I grew up I'm Manhattan and went to high school in the Bronx. The summer before I started taking the train to school every day a up and coming violinist named Renee Katz was pushed by a homeless dude onto the train tracks right as the train pulled into the station, severing one of her hands and ending her hopes of being a professional violinist. That terrified me. It was unprovoked and senseless. For the first few months of school I would wait for my train with my back pressed against the filthy subway wall, not wanting to leave the slightest space for anyone to get behind me and push me into the tracks. To this day (40 years later...) my heart beings to race as I hear the tracks begin their buzz and hum as the train approaches.
When I got off the train to school I had to walk two endlessly long blocks to the school. The blocks were deserted, as they bordered the campus of Lehman College, the sunken rail yard where graffiti covered trains sat empty and motionless in waiting and fields where no one ever seemed to actually play on.
I may have been a big fraidy cat, but that commute was scary. I felt somewhat ok on the train despite the dicey neighborhoods we passed through, but once off the train, I was all head down all business just to get to school in one piece. I had a friend who was often late and had to walk that walk from the subway station alone and he would sometimes get mugged by the boys from a nearby all boys high school. Back then stealing some kid's train passes was a big score. It meant unlimited train rides Monday through Friday anywhere in the city from 5AM to 5PM every day. Those of us who were granted train passes had some serious after school adventure back then. And if you got mugged you where on your own fare wise, so losing your train pass was a big deal.

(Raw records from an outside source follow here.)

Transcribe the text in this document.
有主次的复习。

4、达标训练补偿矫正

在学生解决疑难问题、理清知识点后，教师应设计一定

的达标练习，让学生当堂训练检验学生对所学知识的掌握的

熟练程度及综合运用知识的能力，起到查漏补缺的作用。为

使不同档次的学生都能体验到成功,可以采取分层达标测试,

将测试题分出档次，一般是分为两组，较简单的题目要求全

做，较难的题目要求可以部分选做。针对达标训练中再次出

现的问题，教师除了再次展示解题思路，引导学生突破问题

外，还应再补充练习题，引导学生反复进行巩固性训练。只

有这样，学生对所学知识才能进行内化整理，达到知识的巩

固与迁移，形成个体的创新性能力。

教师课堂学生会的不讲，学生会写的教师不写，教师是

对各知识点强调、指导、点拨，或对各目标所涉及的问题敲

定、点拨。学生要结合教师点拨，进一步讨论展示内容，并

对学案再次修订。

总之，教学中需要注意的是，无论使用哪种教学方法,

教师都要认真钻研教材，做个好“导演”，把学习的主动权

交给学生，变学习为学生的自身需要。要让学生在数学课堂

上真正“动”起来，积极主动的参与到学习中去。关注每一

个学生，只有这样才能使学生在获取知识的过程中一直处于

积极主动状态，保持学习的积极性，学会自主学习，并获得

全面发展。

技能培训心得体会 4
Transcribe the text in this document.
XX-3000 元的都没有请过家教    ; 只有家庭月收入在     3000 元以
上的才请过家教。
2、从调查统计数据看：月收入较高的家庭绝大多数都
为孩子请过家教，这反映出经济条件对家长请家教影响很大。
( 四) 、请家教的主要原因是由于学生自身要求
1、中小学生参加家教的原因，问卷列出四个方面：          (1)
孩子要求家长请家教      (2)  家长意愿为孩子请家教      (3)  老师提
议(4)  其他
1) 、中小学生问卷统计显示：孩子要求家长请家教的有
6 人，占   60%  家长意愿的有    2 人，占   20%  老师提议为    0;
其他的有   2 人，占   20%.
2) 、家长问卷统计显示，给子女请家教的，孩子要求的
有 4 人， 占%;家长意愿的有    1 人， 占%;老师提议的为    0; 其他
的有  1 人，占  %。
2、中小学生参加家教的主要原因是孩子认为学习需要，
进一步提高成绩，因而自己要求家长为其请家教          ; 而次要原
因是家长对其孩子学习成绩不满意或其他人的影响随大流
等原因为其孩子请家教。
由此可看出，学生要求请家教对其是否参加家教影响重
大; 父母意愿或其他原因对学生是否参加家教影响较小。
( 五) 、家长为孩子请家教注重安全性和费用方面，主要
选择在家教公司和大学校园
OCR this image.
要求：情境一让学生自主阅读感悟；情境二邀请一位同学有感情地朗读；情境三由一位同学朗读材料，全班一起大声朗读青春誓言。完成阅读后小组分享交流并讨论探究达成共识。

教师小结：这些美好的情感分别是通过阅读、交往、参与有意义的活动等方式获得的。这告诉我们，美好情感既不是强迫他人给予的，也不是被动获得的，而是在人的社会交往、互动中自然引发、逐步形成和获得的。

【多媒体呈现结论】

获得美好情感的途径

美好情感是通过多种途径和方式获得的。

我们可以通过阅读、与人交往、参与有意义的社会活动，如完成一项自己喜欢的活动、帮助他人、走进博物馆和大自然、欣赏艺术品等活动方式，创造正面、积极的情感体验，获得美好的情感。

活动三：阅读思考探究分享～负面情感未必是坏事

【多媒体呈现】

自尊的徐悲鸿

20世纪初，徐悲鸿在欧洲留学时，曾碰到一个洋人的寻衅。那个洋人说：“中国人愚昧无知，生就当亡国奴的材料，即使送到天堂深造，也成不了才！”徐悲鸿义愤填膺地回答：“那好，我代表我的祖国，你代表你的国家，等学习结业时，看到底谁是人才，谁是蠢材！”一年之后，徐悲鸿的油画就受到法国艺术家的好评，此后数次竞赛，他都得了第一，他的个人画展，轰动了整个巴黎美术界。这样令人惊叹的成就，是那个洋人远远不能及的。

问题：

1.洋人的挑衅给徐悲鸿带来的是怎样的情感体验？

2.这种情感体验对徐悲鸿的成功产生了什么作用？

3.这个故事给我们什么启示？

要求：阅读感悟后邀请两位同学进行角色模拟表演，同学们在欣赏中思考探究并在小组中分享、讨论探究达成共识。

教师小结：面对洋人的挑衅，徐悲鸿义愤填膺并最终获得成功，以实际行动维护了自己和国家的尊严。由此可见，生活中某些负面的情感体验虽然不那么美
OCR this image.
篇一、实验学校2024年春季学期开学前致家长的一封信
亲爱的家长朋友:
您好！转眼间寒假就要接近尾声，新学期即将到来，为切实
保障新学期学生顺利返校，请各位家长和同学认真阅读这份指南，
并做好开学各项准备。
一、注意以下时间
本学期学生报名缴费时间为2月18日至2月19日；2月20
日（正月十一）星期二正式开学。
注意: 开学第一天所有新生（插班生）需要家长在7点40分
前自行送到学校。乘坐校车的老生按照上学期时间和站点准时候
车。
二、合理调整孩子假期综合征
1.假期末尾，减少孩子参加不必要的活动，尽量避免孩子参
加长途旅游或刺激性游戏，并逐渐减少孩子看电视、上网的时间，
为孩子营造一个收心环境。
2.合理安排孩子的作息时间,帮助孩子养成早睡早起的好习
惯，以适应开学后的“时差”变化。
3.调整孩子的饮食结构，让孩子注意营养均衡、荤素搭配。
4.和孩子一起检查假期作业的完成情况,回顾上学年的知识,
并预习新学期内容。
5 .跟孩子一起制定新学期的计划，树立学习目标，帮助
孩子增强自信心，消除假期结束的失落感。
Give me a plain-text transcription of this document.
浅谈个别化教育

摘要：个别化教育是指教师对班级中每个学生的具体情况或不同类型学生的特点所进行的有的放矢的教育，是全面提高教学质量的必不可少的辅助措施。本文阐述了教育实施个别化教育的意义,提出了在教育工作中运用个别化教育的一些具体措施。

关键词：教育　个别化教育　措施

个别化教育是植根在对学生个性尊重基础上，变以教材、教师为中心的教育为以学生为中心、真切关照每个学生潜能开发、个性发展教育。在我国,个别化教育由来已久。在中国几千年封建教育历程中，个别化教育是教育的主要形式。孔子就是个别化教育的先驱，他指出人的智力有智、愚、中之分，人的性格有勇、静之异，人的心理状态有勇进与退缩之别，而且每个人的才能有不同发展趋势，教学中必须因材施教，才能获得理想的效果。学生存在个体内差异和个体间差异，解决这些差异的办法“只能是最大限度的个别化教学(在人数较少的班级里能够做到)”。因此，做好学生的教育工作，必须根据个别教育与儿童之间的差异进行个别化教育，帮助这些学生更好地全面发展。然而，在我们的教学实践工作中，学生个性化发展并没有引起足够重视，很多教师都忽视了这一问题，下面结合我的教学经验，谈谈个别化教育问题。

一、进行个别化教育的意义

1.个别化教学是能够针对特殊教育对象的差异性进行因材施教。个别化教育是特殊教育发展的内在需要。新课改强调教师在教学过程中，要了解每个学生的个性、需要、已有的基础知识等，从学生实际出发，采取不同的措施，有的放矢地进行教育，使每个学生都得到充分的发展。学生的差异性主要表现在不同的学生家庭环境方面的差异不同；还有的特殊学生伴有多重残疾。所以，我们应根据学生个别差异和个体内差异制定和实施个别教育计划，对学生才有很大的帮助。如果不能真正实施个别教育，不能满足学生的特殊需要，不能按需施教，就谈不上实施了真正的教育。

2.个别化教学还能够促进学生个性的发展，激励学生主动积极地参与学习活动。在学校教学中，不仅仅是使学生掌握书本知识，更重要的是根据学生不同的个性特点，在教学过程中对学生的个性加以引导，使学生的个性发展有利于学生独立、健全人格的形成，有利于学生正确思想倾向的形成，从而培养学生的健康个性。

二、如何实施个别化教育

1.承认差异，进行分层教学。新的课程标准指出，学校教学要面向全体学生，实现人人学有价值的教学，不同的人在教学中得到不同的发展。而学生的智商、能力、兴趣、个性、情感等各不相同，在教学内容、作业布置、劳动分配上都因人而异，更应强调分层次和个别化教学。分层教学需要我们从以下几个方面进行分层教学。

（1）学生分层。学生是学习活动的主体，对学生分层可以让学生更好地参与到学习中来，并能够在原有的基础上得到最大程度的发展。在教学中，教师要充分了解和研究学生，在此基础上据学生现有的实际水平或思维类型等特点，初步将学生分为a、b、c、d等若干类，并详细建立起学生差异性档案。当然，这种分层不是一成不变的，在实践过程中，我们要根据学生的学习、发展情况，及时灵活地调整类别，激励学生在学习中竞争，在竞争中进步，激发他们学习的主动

Here is where being a kid was better back then. The second I saw my school, as soon as I turned the corner and saw the students in the yard and that squat ugly building, I knew I was safe. And once I was inside of the school? I was totally safe. I never for one second worried that I could be harmed in any way inside the walls of my high school. As I should have felt. For me, high school was a really nice place. We didn't even have bullies, as far as I knew. (Corroborated later in life by one of my classmates- it was ideal as far as those things were concerned) I never for one moment felt unsafe in my school. Even the day there was a fire in a science lab, and we all stood out in the cold for something like 2 hours before heading to our various modes of public transportation and going home, didn't feel threatening. As a matter of fact, that science lab fire is the most potentially frightening thing I can imagine from my years in high school and it wasn't in the least bit frightening, only kind of chilly because it was winter.
It breaks my heart that kids today are trying to figure out how they are going to run from danger, hide in their classrooms or if they want to be a hero and take a bullet for someone else. I've been watching the March on television. It's unbelievable that we live in world today where these are the things our children have to plan for. And by unbelievable I mean completely fucked up.